Andrew Broders, ‘adventure-loving’ fisherman, dies in plane crash

Andrew Broders with his dog Panzer. Photo courtesy of Nick Carr

Andrew Broders, 36, a Washington state man who worked in Cordova as a fisherman, was killed in a Feb. 4 plane crash, the Alaska State Troopers announced. Pilot Christopher Maize, 45, of Anchorage and Glennallen, also died in the crash.

The Cessna 185 aircraft, which also carried U.S. mail, was flying from Gulkana to McCarthy when it fell in a remote, forested area of Wrangell-St. Elias National Park and Preserve about 13 miles northeast of Chitina, the Associated Press reported. Clint Johnson, the National Transportation Safety Board’s Alaska regional chief, said early findings indicated the single-engine propeller plane may have broken up during flight. The plane was on a flight operated by Copper Valley Air Service, according to the NTSB.

Broders, who came from a family of fishermen, got his first taste of Cordova fishing life when he was 4 years old, said Nick Carr, Broders’s cousin. A Navy veteran and aquaculture entrepreneur, Broders purchased a gold claim near Dan Creek, where he would travel once or twice a year to pan for gold. Carr said Broders enjoyed gold-panning “not so much for the shiny rocks themselves, but for the adventure and story in the finding of shiny rocks.” Broders was traveling to pan for gold when the plane carrying him and Maize crashed.

Broders’s friends described him as an outgoing and generous man who worked hard to support his community.

“In my 35 years on this earth with him, I never heard him once say a mean or negative thing to anyone,” Carr wrote in an email. “If he thought that someone needed help, he would offer it. He was a jolly, cheerful soul, always quick with a laugh and smile.”

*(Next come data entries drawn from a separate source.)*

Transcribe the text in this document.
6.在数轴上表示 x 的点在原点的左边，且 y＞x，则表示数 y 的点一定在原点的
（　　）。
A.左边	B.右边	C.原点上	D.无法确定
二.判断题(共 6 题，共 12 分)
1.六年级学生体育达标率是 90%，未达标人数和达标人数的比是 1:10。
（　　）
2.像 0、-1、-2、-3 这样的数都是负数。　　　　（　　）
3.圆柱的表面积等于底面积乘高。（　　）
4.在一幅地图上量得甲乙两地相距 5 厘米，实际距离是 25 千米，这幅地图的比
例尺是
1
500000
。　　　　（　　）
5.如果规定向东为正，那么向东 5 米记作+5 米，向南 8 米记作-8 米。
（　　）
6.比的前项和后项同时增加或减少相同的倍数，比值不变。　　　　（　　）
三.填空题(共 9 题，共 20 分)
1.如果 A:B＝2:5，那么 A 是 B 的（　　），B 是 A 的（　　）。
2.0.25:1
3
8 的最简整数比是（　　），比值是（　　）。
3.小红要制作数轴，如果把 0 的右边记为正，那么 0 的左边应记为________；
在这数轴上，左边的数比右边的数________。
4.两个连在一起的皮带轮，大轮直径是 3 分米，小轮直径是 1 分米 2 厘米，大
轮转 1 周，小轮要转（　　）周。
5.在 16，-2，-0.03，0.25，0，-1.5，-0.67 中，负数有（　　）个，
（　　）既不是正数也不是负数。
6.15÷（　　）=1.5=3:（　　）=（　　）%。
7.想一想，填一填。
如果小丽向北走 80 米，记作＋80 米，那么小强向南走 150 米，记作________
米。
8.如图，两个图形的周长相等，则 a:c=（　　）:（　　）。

On June 7, 2020, Broders staged a one-man counter-protest to a Cordova Black Lives Matter march, hoisting a sign reading “Blue Lives Matter” as protesters passed by. Broders said he opposed racism and police brutality, but also wanted to show support for police who acted with integrity.

An online fundraiser on behalf of Maize’s family described Maize as “a gentle, kind and humble man who was a diligent and careful pilot who loved sharing Alaska and the National Park with visitors.” A scholarship will be established in Maize’s name, fundraiser organizers said.

Investigation into the cause of the crash is ongoing. The main fuselage landed about 200 yards from the tail and other debris, Johnson told the AP. Mid-air breakups are unusual and often involve flights in bad weather. However, weather at the time of the crash did not immediately appear to be a factor, Johnson said. A structural engineer and an Alaska-based investigator are expected to travel to the crash site, where wreckage will be recovered for examination, he said.